On the other hand, Sri Lanka has a battery of writers who not only write against the West, but also against India. They criticize successive Indian governments from the time of Indira Gandhi. The IPKF inevitably gets special attention from them.


Aspirations of SL Tamil Hindus


SL Tamils seem to have no aspiration for a separate Tamil Eelam. They want equal rights through a federal structure within the sovereignty of Sri Lanka. They are fed up of the three decade war and yearn for peace. They hate the false propaganda going on in Tamil Nadu and are unhappy with the SL Diaspora. They want a strong leadership which can take care of their interests; the reports of ‘Thuglak’ corroborate this.

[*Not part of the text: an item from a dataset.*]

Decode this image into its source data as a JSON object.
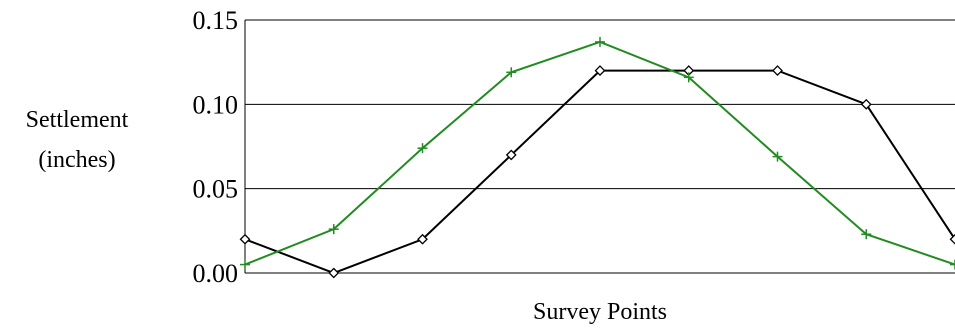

Although SL Tamil Hindu intellectuals partly agree to this, they feel that Tamil Eelam is inevitable within a decade or two. They say that LTTE and Prabhakaran brought them to this sad state by initiating hostilities against India when the people wanted the support of India. They blame Prabhakaran for turning against Premadasa within three months of IPKF’s retreat and for rejecting Chandrika Kumaratunga’s liberal Constitutional proposals in 2000 and for undermining Ranil Wickremasinghe in 2004 and helping Rajapaksa win the 2005 elections by forcing the people to abstain from the elections instead of voting for Ranil.